Aust-Agder (Norwegian: [ˈæ̂ʉstˌɑɡdər] (listen), English: "East Agder") was a county (fylke) in Norway until 1 January 2020, when it was merged with Vest-Agder to form Agder county. In 2002, there were 102,945 inhabitants, which was 2.2% of Norway's population. Its area was 9,212 square kilometres (3,557 sq mi). The county's administrative center was the town of Arendal.
The county, located along the Skagerrak coast, extended from Gjernestangen at Risør to the Kvåsefjorden in Lillesand. The inner parts of the area included Setesdalsheiene and Austheiene. Most of the population lives near the coast; about 78% of the county's inhabitants live in the five coastal municipalities of Arendal, Grimstad, Lillesand, Tvedestrand, and Risør. The rest of the county is sparsely populated. Tourism is important, as Arendal and the other coastal towns are popular attractions.
The county includes the larger islands of Tromøya, Hisøya, Justøya, and Sandøya. The interior of the county encompasses the traditional district of Setesdal, through which the river Otra flows to the coast.
In 2017, the Parliament of Norway voted to merge Aust-Agder and Vest-Agder counties into one large region, Agder, effective 1 January 2020.The county was part of the Aust-Agder District Court and the Church of Norway Diocese of Agder og Telemark.
The meaning of the name is "(the) eastern (part of) Agder", since the word aust is the Nynorsk form of "east".

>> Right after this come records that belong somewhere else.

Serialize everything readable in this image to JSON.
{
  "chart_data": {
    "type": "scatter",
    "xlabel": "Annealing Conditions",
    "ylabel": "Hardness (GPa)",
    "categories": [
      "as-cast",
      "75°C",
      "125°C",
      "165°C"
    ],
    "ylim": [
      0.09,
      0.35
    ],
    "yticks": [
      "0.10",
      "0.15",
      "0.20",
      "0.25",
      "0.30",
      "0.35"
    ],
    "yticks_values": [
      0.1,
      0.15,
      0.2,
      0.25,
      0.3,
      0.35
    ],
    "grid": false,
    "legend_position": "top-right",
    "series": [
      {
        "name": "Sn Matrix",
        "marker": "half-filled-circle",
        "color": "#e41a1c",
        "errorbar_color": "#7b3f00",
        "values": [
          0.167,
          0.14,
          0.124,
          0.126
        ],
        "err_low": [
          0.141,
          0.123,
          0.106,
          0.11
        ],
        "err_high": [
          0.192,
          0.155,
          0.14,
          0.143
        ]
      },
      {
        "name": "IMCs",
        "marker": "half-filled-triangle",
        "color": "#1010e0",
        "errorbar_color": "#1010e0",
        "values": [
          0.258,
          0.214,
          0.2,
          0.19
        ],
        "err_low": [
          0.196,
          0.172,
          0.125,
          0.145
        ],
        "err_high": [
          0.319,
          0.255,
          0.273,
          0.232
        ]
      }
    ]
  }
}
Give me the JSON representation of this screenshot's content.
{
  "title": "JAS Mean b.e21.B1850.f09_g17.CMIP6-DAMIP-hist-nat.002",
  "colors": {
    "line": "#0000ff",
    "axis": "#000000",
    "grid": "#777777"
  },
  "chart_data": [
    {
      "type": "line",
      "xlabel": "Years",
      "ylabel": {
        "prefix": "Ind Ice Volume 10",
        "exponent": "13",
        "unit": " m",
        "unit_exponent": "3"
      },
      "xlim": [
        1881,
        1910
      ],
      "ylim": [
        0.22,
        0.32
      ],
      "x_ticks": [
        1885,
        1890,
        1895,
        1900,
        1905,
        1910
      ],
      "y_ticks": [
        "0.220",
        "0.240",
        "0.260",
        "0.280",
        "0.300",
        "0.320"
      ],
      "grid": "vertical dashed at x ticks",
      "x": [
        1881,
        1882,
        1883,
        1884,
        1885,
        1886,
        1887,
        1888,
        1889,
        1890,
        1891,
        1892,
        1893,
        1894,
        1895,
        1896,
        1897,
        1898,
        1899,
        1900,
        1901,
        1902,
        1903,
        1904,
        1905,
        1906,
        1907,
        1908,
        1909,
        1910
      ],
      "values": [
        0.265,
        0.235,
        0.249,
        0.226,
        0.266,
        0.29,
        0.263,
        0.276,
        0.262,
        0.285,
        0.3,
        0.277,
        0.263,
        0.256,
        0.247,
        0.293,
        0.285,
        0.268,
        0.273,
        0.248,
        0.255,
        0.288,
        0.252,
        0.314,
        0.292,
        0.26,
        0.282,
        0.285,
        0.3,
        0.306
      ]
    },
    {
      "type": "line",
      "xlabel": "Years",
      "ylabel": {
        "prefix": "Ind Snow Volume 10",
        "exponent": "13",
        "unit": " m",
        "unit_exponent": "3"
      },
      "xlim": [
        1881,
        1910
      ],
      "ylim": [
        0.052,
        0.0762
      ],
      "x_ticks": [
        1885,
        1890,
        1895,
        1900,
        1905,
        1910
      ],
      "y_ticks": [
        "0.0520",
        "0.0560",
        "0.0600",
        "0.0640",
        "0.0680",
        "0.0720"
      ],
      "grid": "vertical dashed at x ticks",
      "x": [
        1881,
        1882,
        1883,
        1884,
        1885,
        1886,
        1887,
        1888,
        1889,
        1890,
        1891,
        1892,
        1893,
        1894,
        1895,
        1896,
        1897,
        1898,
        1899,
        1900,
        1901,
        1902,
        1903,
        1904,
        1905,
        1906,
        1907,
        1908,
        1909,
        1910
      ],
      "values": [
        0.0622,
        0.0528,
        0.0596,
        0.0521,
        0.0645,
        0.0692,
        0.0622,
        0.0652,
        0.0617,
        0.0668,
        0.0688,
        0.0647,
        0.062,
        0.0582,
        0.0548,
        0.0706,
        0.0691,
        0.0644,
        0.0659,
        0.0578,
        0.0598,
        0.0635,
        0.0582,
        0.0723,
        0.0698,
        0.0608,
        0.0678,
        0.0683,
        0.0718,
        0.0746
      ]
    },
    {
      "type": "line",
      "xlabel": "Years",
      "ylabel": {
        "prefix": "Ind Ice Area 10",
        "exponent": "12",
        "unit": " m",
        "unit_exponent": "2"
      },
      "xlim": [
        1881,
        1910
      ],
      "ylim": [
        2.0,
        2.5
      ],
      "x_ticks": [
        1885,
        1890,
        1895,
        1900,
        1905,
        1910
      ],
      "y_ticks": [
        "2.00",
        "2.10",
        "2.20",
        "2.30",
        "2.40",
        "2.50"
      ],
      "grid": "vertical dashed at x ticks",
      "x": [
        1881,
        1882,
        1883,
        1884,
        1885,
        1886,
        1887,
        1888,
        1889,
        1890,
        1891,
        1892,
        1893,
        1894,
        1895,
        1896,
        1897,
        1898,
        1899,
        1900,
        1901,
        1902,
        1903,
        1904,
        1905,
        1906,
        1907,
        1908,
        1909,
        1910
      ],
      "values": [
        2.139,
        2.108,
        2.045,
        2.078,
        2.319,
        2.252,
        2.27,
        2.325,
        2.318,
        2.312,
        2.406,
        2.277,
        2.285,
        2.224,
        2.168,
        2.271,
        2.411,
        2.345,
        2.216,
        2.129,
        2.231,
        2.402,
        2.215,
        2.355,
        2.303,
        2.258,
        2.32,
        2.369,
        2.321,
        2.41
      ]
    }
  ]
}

Until 1919, the name of the county was Nedenes amt. The amt was named after the old Nedenes farm (Norse Niðarnes), since this was the seat of the amtmann (County Governor). The first element is the genitive case of the river name Nið (now called Nidelva) and the last element is nes which means "headland". The meaning of the river name is unknown.
The coat-of-arms is from modern times. They were granted on 12 December 1958. It shows two horizontal golden bars on a red background. They symbolize the lumber trade and the recovery of iron ore that was important for Aust-Agder's growth. There are two bars to represent the two areas of the county: inland and coastal.
The system of municipalities, or kommuner, was established in Norway in 1837, based on previously existing parishes (see formannskapsdistrikt). Norway had been ceded to Sweden by Denmark in 1814, at which it promptly rebelled and won the right of self-rule, though nominally part of Sweden. In 1905, Norway declared total independence. Meanwhile, as the years progressed, the municipalities did not remain the same, but new ones were formed, old ones broken up, and land was transferred. Since the 1990s, Aust-Agder has been divided into 15 municipalities:
Since the census of 1769, Aust-Agder has experienced a steady population growth: from 29,633 to 79,927 in 1900, and to 102,848 in 2001. There was significant emigration to the United States in the 19th century and early 20th century.